The Doll - Bolesaw Prus [22]
‘The Mincels, it was always the Mincels! Why don’t they compare me to the Mincels now? In six months I’ve made ten times the money that two generations of Mincels made in a half-century. A thousand Mincels in their shops and night-caps would have to sweat their hearts out to make what I’ve made amidst bullets, knives and typhus. Now I know how many Mincels I’m worth, and I swear I’d risk it all again for this result! I’d sooner fear bankruptcy and death than owe it to the people who buy umbrellas in my store, or than kiss the hands of people who deign to equip themselves in my store with water-closets …’
‘You’re still the same,’ Ignacy murmured.
Wokulski cooled down. He put one hand on Ignacy’s arm and looked into his eyes as he mildly said: ‘You’re not angry, old fellow?’
‘Why? As if I didn’t know that a wolf doesn’t look after sheep … Naturally enough …’
‘What’s the latest here — tell me!’
‘Precisely what I told you in my reports. Business going well, goods arriving, still more orders coming in. We need another clerk.’
‘We’ll hire two, we’ll expand the store, it will be splendid.’
‘Fancy that …’
Wokulski glanced sideways at him and smiled to see that the old man had regained his good humour.
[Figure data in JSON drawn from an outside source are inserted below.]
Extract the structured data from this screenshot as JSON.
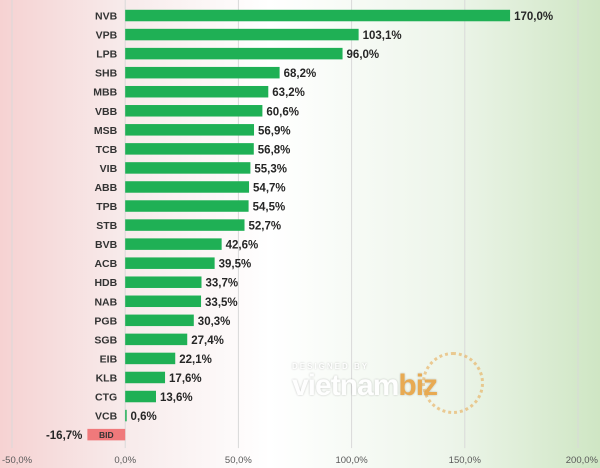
{
  "chart_data": {
    "type": "bar",
    "orientation": "horizontal",
    "categories": [
      "NVB",
      "VPB",
      "LPB",
      "SHB",
      "MBB",
      "VBB",
      "MSB",
      "TCB",
      "VIB",
      "ABB",
      "TPB",
      "STB",
      "BVB",
      "ACB",
      "HDB",
      "NAB",
      "PGB",
      "SGB",
      "EIB",
      "KLB",
      "CTG",
      "VCB",
      "BID"
    ],
    "values": [
      170.0,
      103.1,
      96.0,
      68.2,
      63.2,
      60.6,
      56.9,
      56.8,
      55.3,
      54.7,
      54.5,
      52.7,
      42.6,
      39.5,
      33.7,
      33.5,
      30.3,
      27.4,
      22.1,
      17.6,
      13.6,
      0.6,
      -16.7
    ],
    "value_labels": [
      "170,0%",
      "103,1%",
      "96,0%",
      "68,2%",
      "63,2%",
      "60,6%",
      "56,9%",
      "56,8%",
      "55,3%",
      "54,7%",
      "54,5%",
      "52,7%",
      "42,6%",
      "39,5%",
      "33,7%",
      "33,5%",
      "30,3%",
      "27,4%",
      "22,1%",
      "17,6%",
      "13,6%",
      "0,6%",
      "-16,7%"
    ],
    "x_ticks": [
      -50,
      0,
      50,
      100,
      150,
      200
    ],
    "x_tick_labels": [
      "-50,0%",
      "0,0%",
      "50,0%",
      "100,0%",
      "150,0%",
      "200,0%"
    ],
    "xlim": [
      -50,
      200
    ],
    "grid": true,
    "colors": {
      "positive": "#1fb055",
      "negative": "#f0797b"
    }
  },
  "watermark": {
    "line1": "DESIGNED BY",
    "brand_main": "vietnam",
    "brand_accent": "biz"
  }
}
‘But what is going on in town? Things must be going well as long as you are in the shop.’
‘In the town?’
‘Have any of my regular customers quit business?’ Wokulski interrupted, now pacing about the room.
‘No one! New ones have appeared …’
Wokulski stopped, as if hesitating. He poured another glass of wine and tossed it off.
‘Is Łęcki buying at our store?’
‘Mostly on credit …’
‘Ah …’ Wokulski sighed with relief. ‘What is his financial position?’
‘They say he’s quite bankrupt and that his apartment house will be put up for auction later this year.’
Wokulski leaned over and began to play with Ir.
‘Well … And Miss Łęcka isn’t married yet?’
‘No.’
‘Isn’t she engaged?’
‘I doubt it. Who today would marry a girl with expensive tastes and no dowry? She’s getting older too, though she’s still pretty. Naturally enough …’
Wokulski straightened his back and took a deep breath. His stern face bore a strangely tender expression.
‘My dear old fellow,’ he said, taking Ignacy by the hand, ‘my honest old friend! You can’t begin to guess how glad I am to see you again, still here in this room. Do you recall how many evenings and nights I’ve spent here? … how you used to give me dinner … how you gave me clothes … Remember?’
Rzecki looked at him attentively and thought the wine must have been good to unlock Wokulski’s lips so.
Wokulski sat down on the sofa, leaned his head against the wall, and spoke as if to himself: ‘You’ve no idea what I suffered, far away from everyone, never knowing whether I should ever see them again, so terribly alone. For, don’t you see, the worst loneliness is not the one that surrounds a man, but the emptiness within himself, when he has not carried away with him even a warm look or a friendly word or spark of hope from his homeland …’
Ignacy shifted on his chair, to protest: ‘Allow me to remind you that at first I wrote very friendly letters, perhaps even excessively sentimental ones … Your brief replies upset me.’
‘Am I blaming you?’
‘No, but you can blame the others still less, for they don’t know you as I do.’
Wokulski looked up.
‘I don’t bear any resentment against them. Perhaps — a trifle — towards you, because you used to write so very little about … the town. Besides, the newspapers were often lost in the post, there were gaps in the news and I was tormented by awful forebodings.’
‘Of what? There was no war here!’ Ignacy replied in amazement.